Oil and Natural Gas

The Application of Bernoulli and the St. Petersburg Paradox to Risk Assessment & SONG AGM

The Application of Bernoulli and the St. Petersburg Paradox to Risk Assessment & SONG AGM
  • Date From 14th June 2018
  • Date To 14th June 2018

Overview

How does a decision maker choose to act? When there is no uncertainty the answer is straight forward. Select the act that yields the highest payoff. But when the events are uncertain the act that yields the greatest payoff for one event may yield the lower payoff than a competing act for some other event.

For over 30 years risk assessment in the Oil and Gas industry has been based on the execution of QRA as a formal and systematic approach to estimating the likelihood and consequences of hazardous events, and expressing the results quantitatively as risk to people, the environment or the business.
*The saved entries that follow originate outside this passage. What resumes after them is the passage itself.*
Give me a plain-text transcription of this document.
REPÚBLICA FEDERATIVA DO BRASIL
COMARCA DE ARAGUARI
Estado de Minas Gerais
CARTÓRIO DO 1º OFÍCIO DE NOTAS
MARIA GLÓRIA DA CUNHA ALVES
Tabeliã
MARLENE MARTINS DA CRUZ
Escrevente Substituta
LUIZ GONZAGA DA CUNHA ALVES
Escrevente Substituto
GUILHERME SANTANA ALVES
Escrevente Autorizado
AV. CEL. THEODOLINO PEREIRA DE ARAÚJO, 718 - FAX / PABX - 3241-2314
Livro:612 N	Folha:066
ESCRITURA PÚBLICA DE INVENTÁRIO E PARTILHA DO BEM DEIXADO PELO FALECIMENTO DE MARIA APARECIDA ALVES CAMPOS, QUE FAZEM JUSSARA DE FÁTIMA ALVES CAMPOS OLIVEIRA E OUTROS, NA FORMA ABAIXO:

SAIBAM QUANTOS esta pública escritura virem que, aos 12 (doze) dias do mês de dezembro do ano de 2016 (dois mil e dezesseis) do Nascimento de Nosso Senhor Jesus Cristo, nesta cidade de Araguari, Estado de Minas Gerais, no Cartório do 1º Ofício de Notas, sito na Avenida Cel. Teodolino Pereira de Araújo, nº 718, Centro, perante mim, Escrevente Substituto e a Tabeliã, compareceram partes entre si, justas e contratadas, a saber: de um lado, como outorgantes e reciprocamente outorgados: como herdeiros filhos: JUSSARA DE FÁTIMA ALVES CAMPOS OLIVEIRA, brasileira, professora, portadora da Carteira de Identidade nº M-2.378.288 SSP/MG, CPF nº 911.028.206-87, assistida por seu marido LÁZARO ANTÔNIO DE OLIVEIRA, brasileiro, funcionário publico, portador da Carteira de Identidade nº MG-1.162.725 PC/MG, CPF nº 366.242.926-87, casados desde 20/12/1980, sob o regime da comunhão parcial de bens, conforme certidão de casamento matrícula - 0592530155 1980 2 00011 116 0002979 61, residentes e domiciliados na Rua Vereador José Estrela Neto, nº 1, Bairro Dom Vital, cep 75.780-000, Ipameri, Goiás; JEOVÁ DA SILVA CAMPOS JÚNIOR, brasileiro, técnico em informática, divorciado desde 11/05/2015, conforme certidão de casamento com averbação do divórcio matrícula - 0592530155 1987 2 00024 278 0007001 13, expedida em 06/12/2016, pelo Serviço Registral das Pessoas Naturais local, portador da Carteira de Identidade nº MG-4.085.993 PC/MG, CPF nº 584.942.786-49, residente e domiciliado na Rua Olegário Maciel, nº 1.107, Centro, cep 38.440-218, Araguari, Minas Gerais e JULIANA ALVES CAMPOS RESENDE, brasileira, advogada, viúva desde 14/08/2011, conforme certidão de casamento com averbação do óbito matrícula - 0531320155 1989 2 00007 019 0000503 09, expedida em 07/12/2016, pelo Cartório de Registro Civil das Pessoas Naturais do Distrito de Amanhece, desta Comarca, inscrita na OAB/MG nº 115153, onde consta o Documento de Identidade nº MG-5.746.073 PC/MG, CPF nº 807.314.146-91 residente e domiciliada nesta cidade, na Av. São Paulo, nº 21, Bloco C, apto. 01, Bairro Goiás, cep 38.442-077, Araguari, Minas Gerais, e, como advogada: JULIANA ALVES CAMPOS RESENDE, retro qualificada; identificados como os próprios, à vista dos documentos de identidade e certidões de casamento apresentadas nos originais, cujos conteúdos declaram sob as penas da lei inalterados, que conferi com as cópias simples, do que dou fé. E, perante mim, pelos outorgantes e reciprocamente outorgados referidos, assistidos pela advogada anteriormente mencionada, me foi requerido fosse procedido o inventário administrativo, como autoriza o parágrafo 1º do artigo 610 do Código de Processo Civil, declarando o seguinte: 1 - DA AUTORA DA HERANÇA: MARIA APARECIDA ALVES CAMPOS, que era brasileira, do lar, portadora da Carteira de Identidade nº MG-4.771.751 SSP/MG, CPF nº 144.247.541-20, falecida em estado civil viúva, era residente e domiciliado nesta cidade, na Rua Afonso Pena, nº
It also has been applied to assess the robustness and validity of quantitative results, by identifying critical assumptions and risk driving elements. Are there better approaches to decision making?

The St. Petersburg paradox is a paradox related to probability and decision theory in economics. The St. Petersburg paradox is a situation where a naive decision criterion which takes only the expected value into account predicts a course of action that presumably no actual person would be willing to take. Several resolutions are possible.

The paradox takes its name from its resolution by Daniel Bernoulli, the same Bernoulli as the originator of the fluid equation.

Speaker

Charles Bradley - WorleyParsons

Charles has a PhD in Chemical Engineering, obtained for research with the UK HSE in risk Assessment and is a member of the IChemE. He has 30 years’ experience, predominantly in the Oil, Gas, Nuclear and Power Industries as well as in Insurance related risk assessment. He currently works as the Chief Safety and Risk Engineer for WP.